Этому аду не было конца. За «фантомами» появилась шестерка Т-28 с желтой маркировкой ВВС Республики Южный Вьетнам. Эти истребители-бомбардировщики опять швыряли ракеты и напалмовые бомбы с восьмиперыми хвостами, вспарывали белую зону очередями 50-миллиметровых пулеметов, и человек в черной форме успевал пробежать всего два-три шага, прежде чем его проглатывал добела раскаленный огонь или прошивал насквозь кусок горячей стали из Миннесоты или Мичигана.

О, этот вопль, последний крик заживо сжигаемого напалмом человека! Вот бегут к джунглям два партизана, неся на лесенке раненого товарища. И вдруг все трое разом вспыхивают белым пламенем…

Но вот один из истребителей загорелся и, волоча шлейф дыма, врезался в стену джунглей. Взрыв. Костер. Среди вьетконговцев раздался исступленный крик торжества, а пятерка Т-28 еще исступленнее поливала напалмом и расстреливала трепещущую человеческую плоть. И, только израсходовав все боеприпасы, реактивные истребители сделали каруселью широкий круг над догоравшими обломками, меченными белой звездой американских ВВС, и улетели на базу.

Гуннар Бликсен, этот бывший эсэсовец и шведский барон, – нордически голубые глаза, светлая бородка – положил на плечо свой разогретый стрельбой МГ-42, старый и надежный вермахтовский пулемет.

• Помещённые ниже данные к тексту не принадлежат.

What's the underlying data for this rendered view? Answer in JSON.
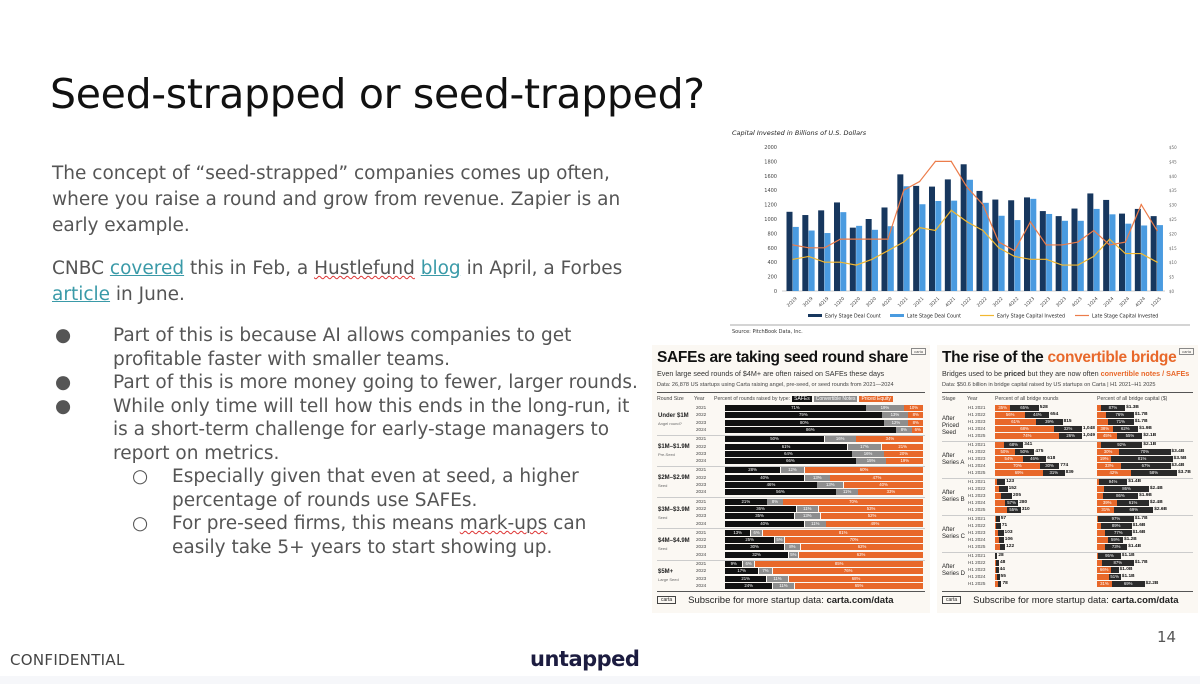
{
  "slide": {
    "title": "Seed-strapped or seed-trapped?",
    "paragraph1": "The concept of “seed-strapped” companies comes up often, where you raise a round and grow from revenue. Zapier is an early example.",
    "paragraph2": {
      "t1": "CNBC ",
      "link1": "covered",
      "t2": " this in Feb, a ",
      "t3": "Hustlefund",
      "t4": " ",
      "link2": "blog",
      "t5": " in April, a Forbes ",
      "link3": "article",
      "t6": " in June."
    },
    "bullets": [
      {
        "level": 1,
        "marker": "●",
        "text": "Part of this is because AI allows companies to get profitable faster with smaller teams."
      },
      {
        "level": 1,
        "marker": "●",
        "text": "Part of this is more money going to fewer, larger rounds."
      },
      {
        "level": 1,
        "marker": "●",
        "text": "While only time will tell how this ends in the long-run, it is a short-term challenge for early-stage managers to report on metrics."
      },
      {
        "level": 2,
        "marker": "○",
        "text": "Especially given that even at seed, a higher percentage of rounds use SAFEs."
      },
      {
        "level": 2,
        "marker": "○",
        "text_a": "For pre-seed firms, this means ",
        "text_b": "mark-ups",
        "text_c": " can easily take 5+ years to start showing up."
      }
    ],
    "page_number": "14",
    "confidential": "CONFIDENTIAL",
    "logo": "untapped",
    "link_color": "#3a9aa8"
  },
  "chart_data": [
    {
      "type": "bar+line",
      "title": "Capital Invested in Billions of U.S. Dollars",
      "source": "Source: PitchBook Data, Inc.",
      "categories": [
        "2Q19",
        "3Q19",
        "4Q19",
        "1Q20",
        "2Q20",
        "3Q20",
        "4Q20",
        "1Q21",
        "2Q21",
        "3Q21",
        "4Q21",
        "1Q22",
        "2Q22",
        "3Q22",
        "4Q22",
        "1Q23",
        "2Q23",
        "3Q23",
        "4Q23",
        "1Q24",
        "2Q24",
        "3Q24",
        "4Q24",
        "1Q25"
      ],
      "ylim_left": [
        0,
        2000
      ],
      "yticks_left": [
        0,
        200,
        400,
        600,
        800,
        1000,
        1200,
        1400,
        1600,
        1800,
        2000
      ],
      "ylim_right": [
        0,
        50
      ],
      "yticks_right": [
        "$0",
        "$5",
        "$10",
        "$15",
        "$20",
        "$25",
        "$30",
        "$35",
        "$40",
        "$45",
        "$50"
      ],
      "legend_position": "bottom",
      "series": [
        {
          "name": "Early Stage Deal Count",
          "kind": "bar",
          "axis": "left",
          "color": "#17375e",
          "values": [
            1100,
            1055,
            1120,
            1230,
            880,
            1000,
            1160,
            1620,
            1460,
            1450,
            1550,
            1760,
            1390,
            1270,
            1260,
            1300,
            1110,
            1040,
            1145,
            1355,
            1265,
            1075,
            1140,
            1040
          ]
        },
        {
          "name": "Late Stage Deal Count",
          "kind": "bar",
          "axis": "left",
          "color": "#4a9be0",
          "values": [
            890,
            840,
            805,
            1095,
            905,
            850,
            900,
            1455,
            1205,
            1250,
            1255,
            1545,
            1225,
            1045,
            985,
            1280,
            1070,
            975,
            975,
            1140,
            1065,
            935,
            910,
            915
          ]
        },
        {
          "name": "Early Stage Capital Invested",
          "kind": "line",
          "axis": "right",
          "color": "#f2b830",
          "values": [
            11,
            12,
            10,
            10,
            9,
            11,
            14,
            17,
            22,
            21,
            28,
            24,
            21,
            15,
            12,
            11,
            11,
            9,
            9,
            12,
            18,
            13,
            13,
            10
          ]
        },
        {
          "name": "Late Stage Capital Invested",
          "kind": "line",
          "axis": "right",
          "color": "#ec7c4a",
          "values": [
            16,
            15,
            15,
            18,
            18,
            18,
            18,
            35,
            38,
            45,
            45,
            36,
            30,
            17,
            14,
            24,
            16,
            16,
            17,
            21,
            16,
            17,
            30,
            21
          ]
        }
      ]
    },
    {
      "type": "stacked-bar",
      "title": "SAFEs are taking seed round share",
      "subtitle": "Even large seed rounds of $4M+ are often raised on SAFEs these days",
      "note": "Data: 26,878 US startups using Carta raising angel, pre-seed, or seed rounds from 2021—2024",
      "badge": "carta",
      "headers": {
        "group": "Round Size",
        "year": "Year",
        "bars": "Percent of rounds raised by type:"
      },
      "series": [
        {
          "name": "SAFEs",
          "color": "#111111"
        },
        {
          "name": "Convertible Notes",
          "color": "#8e8e8e"
        },
        {
          "name": "Priced Equity",
          "color": "#e8682a"
        }
      ],
      "groups": [
        {
          "label": "Under $1M",
          "sublabel": "Angel round?",
          "rows": [
            {
              "year": "2021",
              "values": [
                71,
                19,
                10
              ]
            },
            {
              "year": "2022",
              "values": [
                79,
                13,
                8
              ]
            },
            {
              "year": "2023",
              "values": [
                80,
                12,
                8
              ]
            },
            {
              "year": "2024",
              "values": [
                86,
                8,
                6
              ]
            }
          ]
        },
        {
          "label": "$1M–$1.9M",
          "sublabel": "Pre-Seed",
          "rows": [
            {
              "year": "2021",
              "values": [
                50,
                16,
                34
              ]
            },
            {
              "year": "2022",
              "values": [
                61,
                17,
                21
              ]
            },
            {
              "year": "2023",
              "values": [
                64,
                16,
                20
              ]
            },
            {
              "year": "2024",
              "values": [
                66,
                15,
                19
              ]
            }
          ]
        },
        {
          "label": "$2M–$2.9M",
          "sublabel": "Seed",
          "rows": [
            {
              "year": "2021",
              "values": [
                28,
                12,
                60
              ]
            },
            {
              "year": "2022",
              "values": [
                40,
                13,
                47
              ]
            },
            {
              "year": "2023",
              "values": [
                46,
                13,
                40
              ]
            },
            {
              "year": "2024",
              "values": [
                56,
                11,
                33
              ]
            }
          ]
        },
        {
          "label": "$3M–$3.9M",
          "sublabel": "Seed",
          "rows": [
            {
              "year": "2021",
              "values": [
                21,
                8,
                70
              ]
            },
            {
              "year": "2022",
              "values": [
                36,
                11,
                53
              ]
            },
            {
              "year": "2023",
              "values": [
                35,
                13,
                52
              ]
            },
            {
              "year": "2024",
              "values": [
                40,
                11,
                49
              ]
            }
          ]
        },
        {
          "label": "$4M–$4.9M",
          "sublabel": "Seed",
          "rows": [
            {
              "year": "2021",
              "values": [
                13,
                6,
                81
              ]
            },
            {
              "year": "2022",
              "values": [
                25,
                5,
                70
              ]
            },
            {
              "year": "2023",
              "values": [
                30,
                8,
                62
              ]
            },
            {
              "year": "2024",
              "values": [
                32,
                5,
                63
              ]
            }
          ]
        },
        {
          "label": "$5M+",
          "sublabel": "Large Seed",
          "rows": [
            {
              "year": "2021",
              "values": [
                9,
                6,
                85
              ]
            },
            {
              "year": "2022",
              "values": [
                17,
                7,
                76
              ]
            },
            {
              "year": "2023",
              "values": [
                21,
                11,
                68
              ]
            },
            {
              "year": "2024",
              "values": [
                24,
                11,
                65
              ]
            }
          ]
        }
      ],
      "footer_logo": "carta",
      "footer_text": "Subscribe for more startup data: ",
      "footer_link": "carta.com/data"
    },
    {
      "type": "stacked-bar",
      "title_a": "The rise of the ",
      "title_b": "convertible bridge",
      "subtitle": {
        "a": "Bridges used to be ",
        "b": "priced",
        "c": " but they are now often ",
        "d": "convertible notes / SAFEs"
      },
      "note": "Data: $50.6 billion in bridge capital raised by US startups on Carta | H1 2021–H1 2025",
      "badge": "carta",
      "headers": {
        "group": "Stage",
        "year": "Year",
        "rounds": "Percent of all bridge rounds",
        "capital": "Percent of all bridge capital ($)"
      },
      "colors": {
        "convertible": "#e8682a",
        "priced": "#2a2a2a"
      },
      "groups": [
        {
          "label": "After Priced Seed",
          "rows": [
            {
              "year": "H1 2021",
              "rounds_conv_pct": 35,
              "rounds": "528",
              "rounds_n": 528,
              "cap_conv_pct": 13,
              "capital": "$1.3B",
              "capital_n": 1.3
            },
            {
              "year": "H1 2022",
              "rounds_conv_pct": 56,
              "rounds": "654",
              "rounds_n": 654,
              "cap_conv_pct": 24,
              "capital": "$1.7B",
              "capital_n": 1.7
            },
            {
              "year": "H1 2023",
              "rounds_conv_pct": 61,
              "rounds": "815",
              "rounds_n": 815,
              "cap_conv_pct": 29,
              "capital": "$1.7B",
              "capital_n": 1.7
            },
            {
              "year": "H1 2024",
              "rounds_conv_pct": 68,
              "rounds": "1,048",
              "rounds_n": 1048,
              "cap_conv_pct": 38,
              "capital": "$1.9B",
              "capital_n": 1.9
            },
            {
              "year": "H1 2025",
              "rounds_conv_pct": 74,
              "rounds": "1,049",
              "rounds_n": 1049,
              "cap_conv_pct": 45,
              "capital": "$2.1B",
              "capital_n": 2.1
            }
          ]
        },
        {
          "label": "After Series A",
          "rows": [
            {
              "year": "H1 2021",
              "rounds_conv_pct": 32,
              "rounds": "341",
              "rounds_n": 341,
              "cap_conv_pct": 8,
              "capital": "$2.1B",
              "capital_n": 2.1
            },
            {
              "year": "H1 2022",
              "rounds_conv_pct": 50,
              "rounds": "475",
              "rounds_n": 475,
              "cap_conv_pct": 30,
              "capital": "$3.4B",
              "capital_n": 3.4
            },
            {
              "year": "H1 2023",
              "rounds_conv_pct": 54,
              "rounds": "618",
              "rounds_n": 618,
              "cap_conv_pct": 19,
              "capital": "$3.5B",
              "capital_n": 3.5
            },
            {
              "year": "H1 2024",
              "rounds_conv_pct": 70,
              "rounds": "774",
              "rounds_n": 774,
              "cap_conv_pct": 33,
              "capital": "$3.4B",
              "capital_n": 3.4
            },
            {
              "year": "H1 2025",
              "rounds_conv_pct": 69,
              "rounds": "839",
              "rounds_n": 839,
              "cap_conv_pct": 42,
              "capital": "$3.7B",
              "capital_n": 3.7
            }
          ]
        },
        {
          "label": "After Series B",
          "rows": [
            {
              "year": "H1 2021",
              "rounds_conv_pct": 20,
              "rounds": "123",
              "rounds_n": 123,
              "cap_conv_pct": 6,
              "capital": "$1.4B",
              "capital_n": 1.4
            },
            {
              "year": "H1 2022",
              "rounds_conv_pct": 30,
              "rounds": "152",
              "rounds_n": 152,
              "cap_conv_pct": 14,
              "capital": "$2.4B",
              "capital_n": 2.4
            },
            {
              "year": "H1 2023",
              "rounds_conv_pct": 35,
              "rounds": "205",
              "rounds_n": 205,
              "cap_conv_pct": 14,
              "capital": "$1.9B",
              "capital_n": 1.9
            },
            {
              "year": "H1 2024",
              "rounds_conv_pct": 43,
              "rounds": "280",
              "rounds_n": 280,
              "cap_conv_pct": 39,
              "capital": "$2.4B",
              "capital_n": 2.4
            },
            {
              "year": "H1 2025",
              "rounds_conv_pct": 45,
              "rounds": "310",
              "rounds_n": 310,
              "cap_conv_pct": 31,
              "capital": "$2.6B",
              "capital_n": 2.6
            }
          ]
        },
        {
          "label": "After Series C",
          "rows": [
            {
              "year": "H1 2021",
              "rounds_conv_pct": 20,
              "rounds": "57",
              "rounds_n": 57,
              "cap_conv_pct": 3,
              "capital": "$1.7B",
              "capital_n": 1.7
            },
            {
              "year": "H1 2022",
              "rounds_conv_pct": 25,
              "rounds": "71",
              "rounds_n": 71,
              "cap_conv_pct": 11,
              "capital": "$1.6B",
              "capital_n": 1.6
            },
            {
              "year": "H1 2023",
              "rounds_conv_pct": 35,
              "rounds": "103",
              "rounds_n": 103,
              "cap_conv_pct": 23,
              "capital": "$1.6B",
              "capital_n": 1.6
            },
            {
              "year": "H1 2024",
              "rounds_conv_pct": 40,
              "rounds": "106",
              "rounds_n": 106,
              "cap_conv_pct": 41,
              "capital": "$1.2B",
              "capital_n": 1.2
            },
            {
              "year": "H1 2025",
              "rounds_conv_pct": 45,
              "rounds": "122",
              "rounds_n": 122,
              "cap_conv_pct": 27,
              "capital": "$1.4B",
              "capital_n": 1.4
            }
          ]
        },
        {
          "label": "After Series D",
          "rows": [
            {
              "year": "H1 2021",
              "rounds_conv_pct": 15,
              "rounds": "28",
              "rounds_n": 28,
              "cap_conv_pct": 5,
              "capital": "$1.1B",
              "capital_n": 1.1
            },
            {
              "year": "H1 2022",
              "rounds_conv_pct": 25,
              "rounds": "48",
              "rounds_n": 48,
              "cap_conv_pct": 13,
              "capital": "$1.7B",
              "capital_n": 1.7
            },
            {
              "year": "H1 2023",
              "rounds_conv_pct": 35,
              "rounds": "44",
              "rounds_n": 44,
              "cap_conv_pct": 66,
              "capital": "$1.0B",
              "capital_n": 1.0
            },
            {
              "year": "H1 2024",
              "rounds_conv_pct": 40,
              "rounds": "55",
              "rounds_n": 55,
              "cap_conv_pct": 49,
              "capital": "$1.1B",
              "capital_n": 1.1
            },
            {
              "year": "H1 2025",
              "rounds_conv_pct": 45,
              "rounds": "78",
              "rounds_n": 78,
              "cap_conv_pct": 31,
              "capital": "$2.2B",
              "capital_n": 2.2
            }
          ]
        }
      ],
      "footer_logo": "carta",
      "footer_text": "Subscribe for more startup data: ",
      "footer_link": "carta.com/data"
    }
  ]
}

– Кажется, на сегодня все, – сказал он бесстрастно, жуя тропический концентрированный шоколад. – А было довольно жарко. Пора в отпуск. К бабам. Надоело.

– Надоело? – вяло переспросил Джин, отирая мокрый лоб. – А я думал, вы из тех, кому нравится выпускать кишки у ближнего.

– Собачья жизнь, – зевнув, проговорил барон-ландскнехт. Он закурил сигару. – Говорят, год собачьей жизни равен семи годам человечьей. Когда мне стукнуло восемнадцать, я ушел в крестовый поход против жидов и комиссаров двадцать два года назад. С тех пор я жил жизнью собаки. Выходит, мне восемнадцать плюс сто пятьдесят четыре. Итого сто семьдесят два года. – Он сплюнул, пряча зажигалку. – А вы этому Лотоцкому особенно не верьте. Я его хорошо помню по России – страшный человек.

– Этому страшному человеку, – сказал Джин заинтересованно, тоже закуривая, – мы все сегодня обязаны жизнью. Если бы не он, нам наверняка бы устроили новый Дьен-Бьен-Фу!

– Я об этом вашем «спасителе», – проронил барон, – такое могу рассказать…

Он прожил еще всего полминуты. Он снова зевнул и встал во весь рост над мешками с землей, оглядывая пылающую и дымящую белую зону.